Odyssey: The Photographs of Linda Connor
12/12/09 – 04/04/10 - McCallum Wing
Palm Springs Art Museum
Imagery and technique are intimately linked in Connor's work. The photographer has always gravitated towards images that reveal "the essence of something, the apparition of a form or idea, rather than a particular fact." A large-format view camera allows her to achieve remarkable clarity; frequently using long exposures, the images can also present time and movement. Her prints are created by direct contact of the 8x10-inch negative onto printing-out paper, the image exposed and developed in her garden using sunlight. She then tones the prints with gold chloride.

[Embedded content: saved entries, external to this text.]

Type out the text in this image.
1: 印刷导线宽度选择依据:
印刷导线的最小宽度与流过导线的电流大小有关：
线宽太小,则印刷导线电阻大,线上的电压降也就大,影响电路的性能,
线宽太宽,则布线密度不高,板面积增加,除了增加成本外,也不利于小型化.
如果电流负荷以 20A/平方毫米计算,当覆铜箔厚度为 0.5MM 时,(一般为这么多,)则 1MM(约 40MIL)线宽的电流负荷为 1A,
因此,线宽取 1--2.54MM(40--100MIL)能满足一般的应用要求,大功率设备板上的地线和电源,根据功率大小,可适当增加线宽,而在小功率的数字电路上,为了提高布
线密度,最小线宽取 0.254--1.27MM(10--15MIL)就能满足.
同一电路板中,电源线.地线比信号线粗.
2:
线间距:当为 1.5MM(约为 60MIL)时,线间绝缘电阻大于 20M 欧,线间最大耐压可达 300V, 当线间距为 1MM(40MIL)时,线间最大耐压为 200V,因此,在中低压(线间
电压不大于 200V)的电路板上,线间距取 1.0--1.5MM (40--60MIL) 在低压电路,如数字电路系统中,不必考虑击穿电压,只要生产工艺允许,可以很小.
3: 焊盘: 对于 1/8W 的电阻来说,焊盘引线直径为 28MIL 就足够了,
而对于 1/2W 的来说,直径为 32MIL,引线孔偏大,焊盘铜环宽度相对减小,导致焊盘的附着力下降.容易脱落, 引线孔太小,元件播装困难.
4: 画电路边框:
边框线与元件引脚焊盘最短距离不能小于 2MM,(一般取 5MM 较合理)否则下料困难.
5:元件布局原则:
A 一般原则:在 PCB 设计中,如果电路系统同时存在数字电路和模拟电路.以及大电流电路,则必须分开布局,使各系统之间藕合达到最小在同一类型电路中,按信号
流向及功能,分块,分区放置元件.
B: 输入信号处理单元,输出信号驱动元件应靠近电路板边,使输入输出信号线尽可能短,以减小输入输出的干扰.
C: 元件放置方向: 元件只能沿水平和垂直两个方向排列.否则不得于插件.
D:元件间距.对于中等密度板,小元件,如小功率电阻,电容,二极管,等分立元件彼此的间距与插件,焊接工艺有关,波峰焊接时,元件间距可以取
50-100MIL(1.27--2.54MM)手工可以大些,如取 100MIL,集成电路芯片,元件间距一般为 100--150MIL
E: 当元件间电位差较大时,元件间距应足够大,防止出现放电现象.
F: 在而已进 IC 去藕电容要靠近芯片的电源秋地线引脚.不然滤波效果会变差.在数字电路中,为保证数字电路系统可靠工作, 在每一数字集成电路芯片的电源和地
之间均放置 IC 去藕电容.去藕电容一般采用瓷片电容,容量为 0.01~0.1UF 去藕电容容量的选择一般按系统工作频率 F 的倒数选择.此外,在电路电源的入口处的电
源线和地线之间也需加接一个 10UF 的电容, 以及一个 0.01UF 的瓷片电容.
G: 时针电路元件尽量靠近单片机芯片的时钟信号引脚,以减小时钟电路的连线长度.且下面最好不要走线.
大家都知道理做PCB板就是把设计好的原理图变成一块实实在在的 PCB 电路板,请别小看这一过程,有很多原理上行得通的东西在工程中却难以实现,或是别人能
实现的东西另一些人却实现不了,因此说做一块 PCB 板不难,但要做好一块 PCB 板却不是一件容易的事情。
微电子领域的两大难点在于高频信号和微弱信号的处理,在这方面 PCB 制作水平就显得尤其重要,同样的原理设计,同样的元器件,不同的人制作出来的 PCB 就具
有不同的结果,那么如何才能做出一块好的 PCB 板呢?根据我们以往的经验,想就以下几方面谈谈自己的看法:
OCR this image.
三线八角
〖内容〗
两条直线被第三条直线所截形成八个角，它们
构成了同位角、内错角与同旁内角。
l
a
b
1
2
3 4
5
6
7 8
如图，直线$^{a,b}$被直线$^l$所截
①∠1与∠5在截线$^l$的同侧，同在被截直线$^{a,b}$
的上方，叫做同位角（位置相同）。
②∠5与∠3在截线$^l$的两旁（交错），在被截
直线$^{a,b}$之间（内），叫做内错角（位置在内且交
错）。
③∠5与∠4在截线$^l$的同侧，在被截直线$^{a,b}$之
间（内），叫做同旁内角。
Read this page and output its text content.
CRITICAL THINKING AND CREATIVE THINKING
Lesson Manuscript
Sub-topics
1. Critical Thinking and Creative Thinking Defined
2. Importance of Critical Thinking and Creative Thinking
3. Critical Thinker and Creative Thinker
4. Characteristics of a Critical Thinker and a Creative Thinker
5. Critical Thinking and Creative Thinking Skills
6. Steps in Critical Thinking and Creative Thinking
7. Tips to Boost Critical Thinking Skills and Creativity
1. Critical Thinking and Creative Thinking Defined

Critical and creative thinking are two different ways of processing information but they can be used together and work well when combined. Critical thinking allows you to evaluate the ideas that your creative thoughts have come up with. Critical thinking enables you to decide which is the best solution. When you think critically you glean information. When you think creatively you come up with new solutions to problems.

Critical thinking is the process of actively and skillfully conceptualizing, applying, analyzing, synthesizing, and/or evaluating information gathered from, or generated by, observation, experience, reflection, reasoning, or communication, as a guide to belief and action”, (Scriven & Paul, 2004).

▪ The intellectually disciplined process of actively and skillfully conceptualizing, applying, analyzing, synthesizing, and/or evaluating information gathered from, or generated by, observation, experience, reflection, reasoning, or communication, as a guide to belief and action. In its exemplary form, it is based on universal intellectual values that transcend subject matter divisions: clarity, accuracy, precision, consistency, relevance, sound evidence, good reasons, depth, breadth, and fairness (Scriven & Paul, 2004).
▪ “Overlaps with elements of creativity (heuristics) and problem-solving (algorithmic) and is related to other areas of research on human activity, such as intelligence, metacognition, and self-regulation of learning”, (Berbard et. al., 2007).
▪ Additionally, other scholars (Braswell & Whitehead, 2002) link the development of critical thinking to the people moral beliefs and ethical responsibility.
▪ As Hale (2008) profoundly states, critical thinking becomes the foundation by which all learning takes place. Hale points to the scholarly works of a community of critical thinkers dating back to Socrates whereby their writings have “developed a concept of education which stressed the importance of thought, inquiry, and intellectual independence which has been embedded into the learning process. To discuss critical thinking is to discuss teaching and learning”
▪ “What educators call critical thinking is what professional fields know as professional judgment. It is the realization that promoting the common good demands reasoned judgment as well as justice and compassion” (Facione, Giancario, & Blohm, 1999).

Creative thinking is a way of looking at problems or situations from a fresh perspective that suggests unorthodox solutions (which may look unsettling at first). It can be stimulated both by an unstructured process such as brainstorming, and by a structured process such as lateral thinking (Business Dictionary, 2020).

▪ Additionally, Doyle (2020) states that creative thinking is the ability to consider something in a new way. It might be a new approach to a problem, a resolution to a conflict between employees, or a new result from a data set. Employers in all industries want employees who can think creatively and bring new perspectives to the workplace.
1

The results are extremely rich in detail and have a warmth and delicacy seldom found in standard photographic printing.
Lino Tagliapietra in Retrospect: A Modern Renaissance in Italian Glass
09/26/09 – 12/27/09 - Annenberg Wing
Palm Springs Art Museum
This exhibition, a comprehensive forty-year retrospective of Tagliapietra's art and career, documents and celebrates his remarkable achievements as a contemporary artist. The exhibition includes 169 art works that range from a room-size installation of his impressive Endeavor boat series, to groupings of masterful goblets, to elegant and evocative sculptural forms. Tagliapietra is widely revered as the master of glassblowing, an inspiring teacher and the elder statesman who is credited with shaping the course of international Studio Glass.